La FEC envisage de déposer sa propre pétition sur la question, qui interdirait explicitement aux candidats d’utiliser l’IA pour déformer délibérément les opinions de leurs adversaires dans les publicités politiques. Toutefois, les responsables démocrates et républicains de la FEC ont exprimé leur scepticisme quant à la capacité de l’agence à intervenir dans ce domaine et ont appelé le Congrès à établir de nouvelles règles en lieu et place de la proposition.

Contrairement à la Commission fédérale des communications, la FEC est divisée de manière égale entre les deux grands partis, avec une présidence tournante, une configuration qui a souvent conduit l’agence dans l’impasse alors que la réforme électorale devenait de plus en plus polarisée.
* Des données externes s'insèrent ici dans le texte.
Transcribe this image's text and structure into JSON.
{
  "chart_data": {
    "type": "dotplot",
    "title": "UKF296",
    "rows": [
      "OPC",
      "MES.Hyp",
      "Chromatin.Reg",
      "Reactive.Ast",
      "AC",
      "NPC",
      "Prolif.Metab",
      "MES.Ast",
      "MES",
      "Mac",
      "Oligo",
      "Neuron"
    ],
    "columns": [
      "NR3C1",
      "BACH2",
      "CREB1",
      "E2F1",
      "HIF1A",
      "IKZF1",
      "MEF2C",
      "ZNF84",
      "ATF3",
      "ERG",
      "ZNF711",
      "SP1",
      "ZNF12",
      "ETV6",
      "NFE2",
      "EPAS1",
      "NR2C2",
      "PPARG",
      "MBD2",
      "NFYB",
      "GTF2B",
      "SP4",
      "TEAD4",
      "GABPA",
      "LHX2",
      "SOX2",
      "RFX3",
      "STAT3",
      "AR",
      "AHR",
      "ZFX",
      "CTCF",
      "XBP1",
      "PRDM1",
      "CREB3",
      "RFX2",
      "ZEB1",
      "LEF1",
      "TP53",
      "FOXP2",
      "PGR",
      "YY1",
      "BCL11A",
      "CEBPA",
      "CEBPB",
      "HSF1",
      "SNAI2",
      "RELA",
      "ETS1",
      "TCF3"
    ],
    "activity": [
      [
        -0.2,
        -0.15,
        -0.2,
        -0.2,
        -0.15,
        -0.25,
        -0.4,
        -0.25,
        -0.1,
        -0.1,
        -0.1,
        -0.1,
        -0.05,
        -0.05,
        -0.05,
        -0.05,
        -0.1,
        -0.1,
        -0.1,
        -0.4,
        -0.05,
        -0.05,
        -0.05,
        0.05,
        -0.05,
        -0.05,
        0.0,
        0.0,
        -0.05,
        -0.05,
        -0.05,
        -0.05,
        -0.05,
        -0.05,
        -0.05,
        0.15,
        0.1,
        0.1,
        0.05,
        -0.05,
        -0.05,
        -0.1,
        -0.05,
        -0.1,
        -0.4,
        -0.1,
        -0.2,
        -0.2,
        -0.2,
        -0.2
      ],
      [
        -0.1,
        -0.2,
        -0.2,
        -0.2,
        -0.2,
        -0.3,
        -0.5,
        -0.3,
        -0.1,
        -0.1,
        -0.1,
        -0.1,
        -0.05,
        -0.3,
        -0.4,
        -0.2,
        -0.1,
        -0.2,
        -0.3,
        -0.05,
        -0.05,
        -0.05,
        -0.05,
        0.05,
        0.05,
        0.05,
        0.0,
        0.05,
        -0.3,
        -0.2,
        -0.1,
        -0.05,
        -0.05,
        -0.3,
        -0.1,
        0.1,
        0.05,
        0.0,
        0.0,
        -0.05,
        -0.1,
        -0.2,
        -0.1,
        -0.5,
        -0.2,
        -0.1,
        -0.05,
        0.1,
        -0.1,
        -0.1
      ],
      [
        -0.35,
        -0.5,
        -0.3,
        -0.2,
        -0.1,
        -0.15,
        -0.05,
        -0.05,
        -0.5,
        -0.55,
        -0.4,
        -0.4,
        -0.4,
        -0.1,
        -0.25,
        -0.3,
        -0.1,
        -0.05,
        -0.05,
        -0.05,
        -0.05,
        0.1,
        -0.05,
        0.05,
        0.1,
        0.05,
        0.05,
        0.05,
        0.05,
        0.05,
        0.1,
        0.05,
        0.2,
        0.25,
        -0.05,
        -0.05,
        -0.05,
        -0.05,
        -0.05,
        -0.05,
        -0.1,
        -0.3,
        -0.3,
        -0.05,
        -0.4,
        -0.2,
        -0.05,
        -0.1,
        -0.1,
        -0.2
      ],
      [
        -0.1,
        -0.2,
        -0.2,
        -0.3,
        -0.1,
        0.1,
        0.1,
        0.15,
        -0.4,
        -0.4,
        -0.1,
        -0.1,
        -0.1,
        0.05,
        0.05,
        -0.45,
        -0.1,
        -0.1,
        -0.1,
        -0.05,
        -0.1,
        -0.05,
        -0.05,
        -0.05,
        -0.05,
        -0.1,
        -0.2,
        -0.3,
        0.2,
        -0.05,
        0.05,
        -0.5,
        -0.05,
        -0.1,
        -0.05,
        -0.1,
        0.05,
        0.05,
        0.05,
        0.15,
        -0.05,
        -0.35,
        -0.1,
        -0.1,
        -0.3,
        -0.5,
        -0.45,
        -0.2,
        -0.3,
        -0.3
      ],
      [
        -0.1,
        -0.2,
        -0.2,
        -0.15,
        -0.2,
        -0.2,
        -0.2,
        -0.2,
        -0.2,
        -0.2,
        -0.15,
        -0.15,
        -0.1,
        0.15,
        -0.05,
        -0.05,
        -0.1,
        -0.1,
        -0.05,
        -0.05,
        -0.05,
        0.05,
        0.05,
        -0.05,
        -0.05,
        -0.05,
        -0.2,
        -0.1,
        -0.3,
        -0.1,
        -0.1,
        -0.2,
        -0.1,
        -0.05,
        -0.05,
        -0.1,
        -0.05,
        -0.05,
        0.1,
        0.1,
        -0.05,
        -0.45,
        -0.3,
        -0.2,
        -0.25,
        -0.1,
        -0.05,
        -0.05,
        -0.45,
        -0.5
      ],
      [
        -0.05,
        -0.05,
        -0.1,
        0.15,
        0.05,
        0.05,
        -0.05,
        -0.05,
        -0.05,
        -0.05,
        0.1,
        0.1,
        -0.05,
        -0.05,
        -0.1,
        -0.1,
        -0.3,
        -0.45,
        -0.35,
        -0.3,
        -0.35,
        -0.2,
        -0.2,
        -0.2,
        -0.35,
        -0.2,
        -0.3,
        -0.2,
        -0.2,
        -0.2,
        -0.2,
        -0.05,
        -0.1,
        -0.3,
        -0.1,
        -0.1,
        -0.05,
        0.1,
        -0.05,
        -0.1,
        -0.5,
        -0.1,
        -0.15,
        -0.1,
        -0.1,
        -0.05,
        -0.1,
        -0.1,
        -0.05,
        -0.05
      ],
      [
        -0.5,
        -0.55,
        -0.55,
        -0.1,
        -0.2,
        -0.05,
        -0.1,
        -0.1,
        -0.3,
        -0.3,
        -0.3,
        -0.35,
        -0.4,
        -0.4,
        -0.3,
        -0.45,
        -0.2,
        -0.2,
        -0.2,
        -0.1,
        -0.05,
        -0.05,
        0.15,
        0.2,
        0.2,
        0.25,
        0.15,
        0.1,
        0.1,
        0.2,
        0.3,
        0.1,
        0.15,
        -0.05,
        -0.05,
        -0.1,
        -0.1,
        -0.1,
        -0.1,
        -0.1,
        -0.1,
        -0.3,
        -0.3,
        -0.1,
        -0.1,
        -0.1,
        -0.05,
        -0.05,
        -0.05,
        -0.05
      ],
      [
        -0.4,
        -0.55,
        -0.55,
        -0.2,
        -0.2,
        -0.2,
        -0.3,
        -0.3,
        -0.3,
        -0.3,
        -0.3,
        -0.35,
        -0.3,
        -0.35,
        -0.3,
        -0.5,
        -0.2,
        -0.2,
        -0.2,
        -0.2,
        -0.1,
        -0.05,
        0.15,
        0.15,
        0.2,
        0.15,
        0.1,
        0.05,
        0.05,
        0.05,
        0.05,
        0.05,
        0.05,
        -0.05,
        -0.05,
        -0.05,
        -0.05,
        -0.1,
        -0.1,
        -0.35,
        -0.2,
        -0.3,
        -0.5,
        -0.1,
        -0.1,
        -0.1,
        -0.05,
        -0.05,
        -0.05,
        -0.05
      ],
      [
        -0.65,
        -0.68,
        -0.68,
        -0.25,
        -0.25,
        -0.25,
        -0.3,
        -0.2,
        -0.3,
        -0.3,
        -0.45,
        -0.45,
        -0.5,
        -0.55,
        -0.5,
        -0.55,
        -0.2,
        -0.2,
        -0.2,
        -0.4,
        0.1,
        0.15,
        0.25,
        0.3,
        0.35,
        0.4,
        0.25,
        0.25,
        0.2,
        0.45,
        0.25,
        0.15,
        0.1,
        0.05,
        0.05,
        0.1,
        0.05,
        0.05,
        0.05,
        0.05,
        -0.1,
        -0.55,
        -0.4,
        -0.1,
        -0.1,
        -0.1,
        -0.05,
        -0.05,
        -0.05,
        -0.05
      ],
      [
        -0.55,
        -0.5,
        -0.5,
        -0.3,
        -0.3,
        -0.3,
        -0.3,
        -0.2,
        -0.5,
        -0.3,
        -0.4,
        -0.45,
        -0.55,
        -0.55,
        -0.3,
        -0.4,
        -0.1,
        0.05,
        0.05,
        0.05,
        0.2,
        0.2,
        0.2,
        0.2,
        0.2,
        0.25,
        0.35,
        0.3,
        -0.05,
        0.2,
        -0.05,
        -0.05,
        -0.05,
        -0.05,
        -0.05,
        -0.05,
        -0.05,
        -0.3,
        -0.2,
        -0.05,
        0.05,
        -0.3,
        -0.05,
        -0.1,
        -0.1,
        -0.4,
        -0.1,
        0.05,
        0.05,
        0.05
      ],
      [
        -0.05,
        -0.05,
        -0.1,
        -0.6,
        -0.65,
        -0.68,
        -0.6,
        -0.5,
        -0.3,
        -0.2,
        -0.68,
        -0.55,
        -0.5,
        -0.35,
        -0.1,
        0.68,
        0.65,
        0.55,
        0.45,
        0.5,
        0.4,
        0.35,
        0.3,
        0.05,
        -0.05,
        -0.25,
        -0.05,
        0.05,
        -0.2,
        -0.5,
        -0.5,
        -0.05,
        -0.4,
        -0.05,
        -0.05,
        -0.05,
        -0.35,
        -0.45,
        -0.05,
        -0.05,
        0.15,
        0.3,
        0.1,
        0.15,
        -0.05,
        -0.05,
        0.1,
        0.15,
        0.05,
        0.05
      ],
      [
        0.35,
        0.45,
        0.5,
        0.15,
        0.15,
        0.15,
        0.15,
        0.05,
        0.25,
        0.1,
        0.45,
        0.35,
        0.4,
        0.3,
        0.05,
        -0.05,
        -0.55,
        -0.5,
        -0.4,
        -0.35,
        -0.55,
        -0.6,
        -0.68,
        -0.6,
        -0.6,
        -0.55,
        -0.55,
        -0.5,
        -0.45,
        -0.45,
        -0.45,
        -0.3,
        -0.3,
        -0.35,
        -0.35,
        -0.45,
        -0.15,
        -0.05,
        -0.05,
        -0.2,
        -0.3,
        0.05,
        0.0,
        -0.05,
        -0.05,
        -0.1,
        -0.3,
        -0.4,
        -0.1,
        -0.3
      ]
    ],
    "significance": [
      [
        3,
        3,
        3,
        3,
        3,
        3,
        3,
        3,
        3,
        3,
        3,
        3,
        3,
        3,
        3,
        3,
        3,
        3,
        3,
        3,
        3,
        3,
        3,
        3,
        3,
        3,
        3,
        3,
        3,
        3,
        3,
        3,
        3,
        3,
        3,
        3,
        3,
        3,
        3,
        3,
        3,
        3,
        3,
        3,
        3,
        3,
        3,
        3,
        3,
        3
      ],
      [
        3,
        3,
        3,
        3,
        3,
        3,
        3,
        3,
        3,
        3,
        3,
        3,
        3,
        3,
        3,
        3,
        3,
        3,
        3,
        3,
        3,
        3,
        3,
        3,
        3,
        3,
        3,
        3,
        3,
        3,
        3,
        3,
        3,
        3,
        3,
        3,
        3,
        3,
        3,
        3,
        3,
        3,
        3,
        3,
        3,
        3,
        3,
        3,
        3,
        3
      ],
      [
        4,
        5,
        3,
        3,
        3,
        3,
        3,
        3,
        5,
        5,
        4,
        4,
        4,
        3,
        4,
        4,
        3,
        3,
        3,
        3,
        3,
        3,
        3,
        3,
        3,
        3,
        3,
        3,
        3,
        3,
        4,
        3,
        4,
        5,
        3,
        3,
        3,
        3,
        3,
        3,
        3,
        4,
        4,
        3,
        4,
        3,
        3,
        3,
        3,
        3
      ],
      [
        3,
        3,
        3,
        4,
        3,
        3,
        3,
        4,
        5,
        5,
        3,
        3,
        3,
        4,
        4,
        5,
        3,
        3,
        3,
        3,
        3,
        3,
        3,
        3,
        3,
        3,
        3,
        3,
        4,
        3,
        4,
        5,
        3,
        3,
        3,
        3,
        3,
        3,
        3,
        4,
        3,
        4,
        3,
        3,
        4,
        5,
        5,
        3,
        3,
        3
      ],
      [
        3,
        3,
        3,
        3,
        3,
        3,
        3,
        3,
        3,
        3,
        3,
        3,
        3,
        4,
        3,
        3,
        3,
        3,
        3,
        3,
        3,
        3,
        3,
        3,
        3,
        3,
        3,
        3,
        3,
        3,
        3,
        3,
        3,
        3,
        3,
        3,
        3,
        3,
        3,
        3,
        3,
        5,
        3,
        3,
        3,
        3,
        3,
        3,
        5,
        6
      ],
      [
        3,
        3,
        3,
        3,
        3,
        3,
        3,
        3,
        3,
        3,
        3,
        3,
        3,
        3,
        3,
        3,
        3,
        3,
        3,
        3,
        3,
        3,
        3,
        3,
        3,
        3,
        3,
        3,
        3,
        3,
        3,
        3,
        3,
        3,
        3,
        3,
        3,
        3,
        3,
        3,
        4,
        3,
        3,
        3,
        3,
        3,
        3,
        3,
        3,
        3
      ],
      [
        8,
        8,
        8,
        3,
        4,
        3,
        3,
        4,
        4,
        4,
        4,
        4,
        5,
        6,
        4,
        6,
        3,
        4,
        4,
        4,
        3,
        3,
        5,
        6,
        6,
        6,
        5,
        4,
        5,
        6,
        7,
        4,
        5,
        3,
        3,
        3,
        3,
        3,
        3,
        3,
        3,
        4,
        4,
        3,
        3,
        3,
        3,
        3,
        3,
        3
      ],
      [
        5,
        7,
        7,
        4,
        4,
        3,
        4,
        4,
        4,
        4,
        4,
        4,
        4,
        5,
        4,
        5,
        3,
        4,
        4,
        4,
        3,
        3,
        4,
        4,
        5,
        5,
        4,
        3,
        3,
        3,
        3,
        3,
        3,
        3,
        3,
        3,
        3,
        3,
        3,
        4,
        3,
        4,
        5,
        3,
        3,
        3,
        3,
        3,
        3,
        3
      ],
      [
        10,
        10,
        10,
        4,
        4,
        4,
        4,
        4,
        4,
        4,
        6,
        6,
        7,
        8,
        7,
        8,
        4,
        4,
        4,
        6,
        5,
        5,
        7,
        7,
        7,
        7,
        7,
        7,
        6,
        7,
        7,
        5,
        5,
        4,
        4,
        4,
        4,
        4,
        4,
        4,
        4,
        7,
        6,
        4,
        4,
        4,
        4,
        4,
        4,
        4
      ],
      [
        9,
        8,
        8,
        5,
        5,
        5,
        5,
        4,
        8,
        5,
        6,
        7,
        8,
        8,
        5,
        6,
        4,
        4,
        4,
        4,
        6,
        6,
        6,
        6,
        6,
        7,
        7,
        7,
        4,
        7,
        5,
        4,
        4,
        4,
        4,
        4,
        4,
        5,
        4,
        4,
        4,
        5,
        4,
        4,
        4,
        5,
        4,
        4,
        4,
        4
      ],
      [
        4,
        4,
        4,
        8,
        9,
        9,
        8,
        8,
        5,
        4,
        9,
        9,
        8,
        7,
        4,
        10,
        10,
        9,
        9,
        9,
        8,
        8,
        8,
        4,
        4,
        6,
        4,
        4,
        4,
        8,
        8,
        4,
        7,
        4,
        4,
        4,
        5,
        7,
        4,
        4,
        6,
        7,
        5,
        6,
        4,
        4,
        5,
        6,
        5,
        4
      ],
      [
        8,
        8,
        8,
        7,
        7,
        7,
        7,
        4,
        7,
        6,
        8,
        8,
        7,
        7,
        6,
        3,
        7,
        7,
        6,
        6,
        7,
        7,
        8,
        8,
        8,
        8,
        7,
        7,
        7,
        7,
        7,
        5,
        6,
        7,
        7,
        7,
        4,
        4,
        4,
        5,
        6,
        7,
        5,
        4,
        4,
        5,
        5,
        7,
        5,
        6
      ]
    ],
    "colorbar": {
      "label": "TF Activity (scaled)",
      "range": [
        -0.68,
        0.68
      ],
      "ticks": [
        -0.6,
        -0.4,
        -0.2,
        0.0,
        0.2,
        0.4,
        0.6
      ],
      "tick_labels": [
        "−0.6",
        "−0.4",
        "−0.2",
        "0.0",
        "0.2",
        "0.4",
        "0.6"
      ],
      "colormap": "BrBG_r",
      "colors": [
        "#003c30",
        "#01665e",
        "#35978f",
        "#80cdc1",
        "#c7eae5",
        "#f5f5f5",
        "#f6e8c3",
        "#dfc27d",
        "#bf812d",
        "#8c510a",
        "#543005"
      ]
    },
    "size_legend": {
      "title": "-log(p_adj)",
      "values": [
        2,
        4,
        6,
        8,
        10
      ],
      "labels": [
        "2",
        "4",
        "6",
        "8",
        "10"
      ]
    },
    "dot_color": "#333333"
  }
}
Au Capitole, les sénateurs ont proposé un ensemble de projets de loi qui exigeraient que les publicités politiques générées par l’IA comportent des clauses de non-responsabilité, entre autres restrictions. Cependant, malgré les appels à l’action lancés par les principaux dirigeants du Congrès, la fenêtre d’action du Congrès avant le jour du scrutin se referme rapidement.

« C’est une bonne chose que les agences fédérales se penchent sur le potentiel de l’IA à bouleverser les campagnes et les élections, mais nous ne pouvons pas attendre pour mettre en place des garde-fous complets afin de faire face à ces menaces », a déclaré la sénatrice Amy Klobuchar (Minnesota), qui dirige l’effort législatif.